Centos 8.2 GDM crashes after cuda 11 install

I have a fresh install of centos 8.2, updated and enabled epel and power tools. Then I installed the latest cuda version from the official site. I have a 1660 graphics card.

cuda 11 install

When I restart after I install cuda GDM crashes with the “oops a problem has occurred screen”. If I boot up in multiuser mode everything works as expected. I can even run “startx” and get to the desktop just fine. I uncommented the line “WaylandEnable=false” in /etc/gdm/custom.conf with no change. Can someone please help me get GDM to not crash so I can login to my workstation normally?

Please run nvidia-bug-report.sh as root and attach the resulting nvidia-bug-report.log.gz file to your post. You will have to rename the file ending to something else since the forum software doesn’t accept .gz files (nifty!).

Here is the bug report.nvidia-bug-report.log.gz.log (1.1 MB)

Please try disabling the intel igpu in bios. Alternatively, create /etc/X11/xorg.conf which only contains

Section "Device"
  Identifier "nvidia"
  Driver "nvidia"
  BusID "PCI:1:0:0"
  Option "AllowEmptyInitialConfiguration" "true
EndSection

nvidia-bug-report.log.gz.log (1.1 MB)

I disabled the igpu in the bios with no change in behavior. Here is another log after I have disabled the igpu. This worked on this same box with Centos 7 without any problem.

Everythings seems to work just right, the Xserver starting correctly. Maybe the client libs are broken, please post the output of
ls -l /lib64/libGL*

libgl.txt (2.2 KB)

Here is the output. I think everything is mostly working. Like I said, if I change to a tty and then manually startx I can get to the desktop without a problem. It seems to be a problem with gdm. I notice when the driver gets installed there are some packages with “egl-wayland” int he name that get installed.

Here is an xorg log that might help.Xorg.1.log (10.3 KB)

Specifically the line below may mean something

NVIDIA(GPU-0): Failed to acquire modesetting permission.

That’s helpful, didn’t notice it in the logs before. Please remove “rhgb” from kernel parameters.
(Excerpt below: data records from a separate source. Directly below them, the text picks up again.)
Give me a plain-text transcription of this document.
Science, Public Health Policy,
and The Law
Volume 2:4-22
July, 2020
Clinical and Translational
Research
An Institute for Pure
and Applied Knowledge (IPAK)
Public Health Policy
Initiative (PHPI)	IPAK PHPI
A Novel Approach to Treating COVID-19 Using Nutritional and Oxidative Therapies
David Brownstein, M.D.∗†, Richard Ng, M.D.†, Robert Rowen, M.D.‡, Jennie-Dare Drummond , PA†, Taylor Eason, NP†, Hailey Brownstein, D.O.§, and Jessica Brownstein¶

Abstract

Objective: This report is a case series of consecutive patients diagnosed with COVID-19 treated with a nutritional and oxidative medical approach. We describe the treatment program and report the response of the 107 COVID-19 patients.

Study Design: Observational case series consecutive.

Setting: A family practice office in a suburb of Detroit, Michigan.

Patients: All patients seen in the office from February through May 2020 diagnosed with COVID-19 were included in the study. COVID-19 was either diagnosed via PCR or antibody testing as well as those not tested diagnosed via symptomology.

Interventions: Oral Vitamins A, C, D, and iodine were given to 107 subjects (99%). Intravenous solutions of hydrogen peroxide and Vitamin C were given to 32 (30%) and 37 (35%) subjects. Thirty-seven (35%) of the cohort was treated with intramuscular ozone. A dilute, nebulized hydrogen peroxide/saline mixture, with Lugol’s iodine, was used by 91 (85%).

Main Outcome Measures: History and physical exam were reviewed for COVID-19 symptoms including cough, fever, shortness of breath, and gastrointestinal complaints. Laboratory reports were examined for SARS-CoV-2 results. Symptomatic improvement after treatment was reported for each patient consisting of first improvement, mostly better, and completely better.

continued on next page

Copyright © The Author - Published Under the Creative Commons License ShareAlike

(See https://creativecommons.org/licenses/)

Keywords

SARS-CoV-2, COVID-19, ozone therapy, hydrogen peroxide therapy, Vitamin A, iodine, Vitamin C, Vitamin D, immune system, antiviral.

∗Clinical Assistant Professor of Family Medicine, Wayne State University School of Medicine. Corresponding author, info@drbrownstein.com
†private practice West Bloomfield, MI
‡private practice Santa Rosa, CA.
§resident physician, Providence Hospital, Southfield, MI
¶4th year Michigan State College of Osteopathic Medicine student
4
If that doesn’t help, please post the output of

ls -l /dev/nvid* /dev/dri/*

removing the rhgb parameter didn’t help the GDM login.

Here is the output from /proc/cmdline

BOOT_IMAGE=(hd1,gpt2)/vmlinuz-4.18.0-193.6.3.el8_2.x86_64 root=/dev/mapper/cl_tc--server-root ro crashkernel=auto resume=/dev/mapper/cl_tc--server-swap rd.lvm.lv=cl_tc-server/root rd.lvm.lv=cl_tc-server/swap quiet rd.driver.blacklist=nouveau

Here is the other output you asked for after removing the rhgb parameter

ls -l /dev/nvid* /dev/dri/*

crw-rw----+ 1 root video  226,   0 Jun 24 06:55 /dev/dri/card0
crw-rw-rw-. 1 root render 226, 128 Jun 24 06:55 /dev/dri/renderD128
crw-rw-rw-. 1 root root   195,   0 Jun 24 06:55 /dev/nvidia0
crw-rw-rw-. 1 root root   195, 255 Jun 24 06:55 /dev/nvidiactl
crw-rw-rw-. 1 root root   195, 254 Jun 24 06:55 /dev/nvidia-modeset

/dev/dri/by-path:
total 0
lrwxrwxrwx. 1 root root  8 Jun 24 06:55 pci-0000:01:00.0-card -> ../card0
lrwxrwxrwx. 1 root root 13 Jun 24 06:55 pci-0000:01:00.0-render -> ../renderD128

Just some more information about what exactly is happneing.

When I boot up I get this screen:

If I immediately switch to a tty It doesn’t work and I get this message:

If I press enter and “Log out” I get a blank screen and then back to the “Oh No!” screen. Now when I switch to a tty it works as expected.

Please let me know if there is anything else that will be helpful in diagnosing this issue.

Please post the output of
groups gdm

groups gdm
gdm : gdm

Please try adding it to the video group
sudo usermod -a -G video gdm

No change. I still get the “Oh no!” screen

groups gdm
gdm : gdm video

Not really an idea what could be wrong, maybe the driver just gets loaded too late, please run
sudo dracut -f
to recreate the initrd.

That didn’t change anything. I boot up in multi-user mode and then run

sudo systemctl start gdm

This has the same problem that booting into the graphical mode does. I get the “Oh no” screen.

Although “startx” gets me right to the desktop and everything appears to work.

I will try and open a bug with Centos and see if someone there has a solution.

I opened a bug on RHEL 8.2

https://bugzilla.redhat.com/show_bug.cgi?id=1851448

It looks like this is a bug related to selinux. It is unclear yet if this is a problem in RHEL or if the nvidia packages has bug.